The Independent Chief Inspector of Borders and Immigration, David Neal, has expressed his frustration at the UK Home Office’s failure to promptly address report recommendations in his comments published alongside the annual report for 2021-22.

Neal highlights the Home Office’s disregard for the inspectorate and its findings, stating that the department has failed to lay inspection reports in Parliament within agreed timescales. He criticises the Home Office for its lack of action in the asylum system, poor record-keeping and use of data, and insufficient identification and safeguarding of vulnerable people. 

The annual report cites 69 recommendations, of which the Home Office accepted 39 and partially accepted 18, but without committing to specific steps or processes to implement them. 

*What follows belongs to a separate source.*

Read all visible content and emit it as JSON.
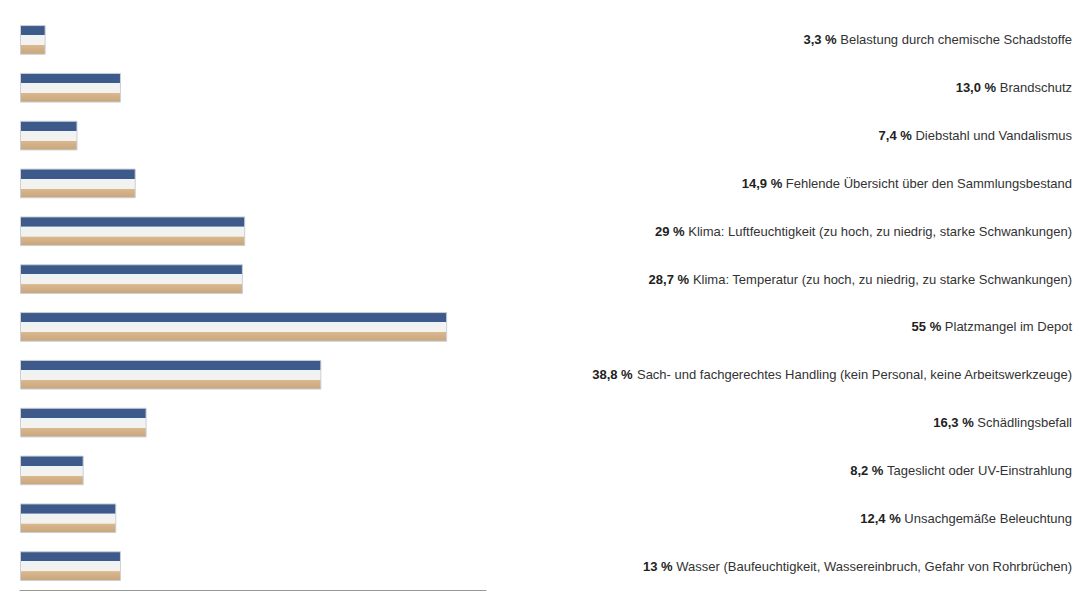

The delay in implementing recommendations due to COVID-19 disruptions and the secondment of Home Office staff to the response to small boats is evident. 

Additionally, the lack of a published service standard for asylum decisions and the Home Office’s approach to engagement with local authorities on the placement of asylum accommodation sites still requires improvement. Neal considers the lack of progress by the Home Office on these issues disappointing and a missed opportunity for cooperation with the Inspectorate. 

The inspections aim to review the efficiency and effectiveness of the performance of functions relating to immigration, asylum, nationality and customs by the Secretary of State or any person acting on her behalf. 

However, without action on recommendations and alternatives sought by the Home Office, no progress will be made, and the frustration around these issues will continue to grow.

One one wonders what next for migrants – more illegal camps or aborted returns to unsafe countries.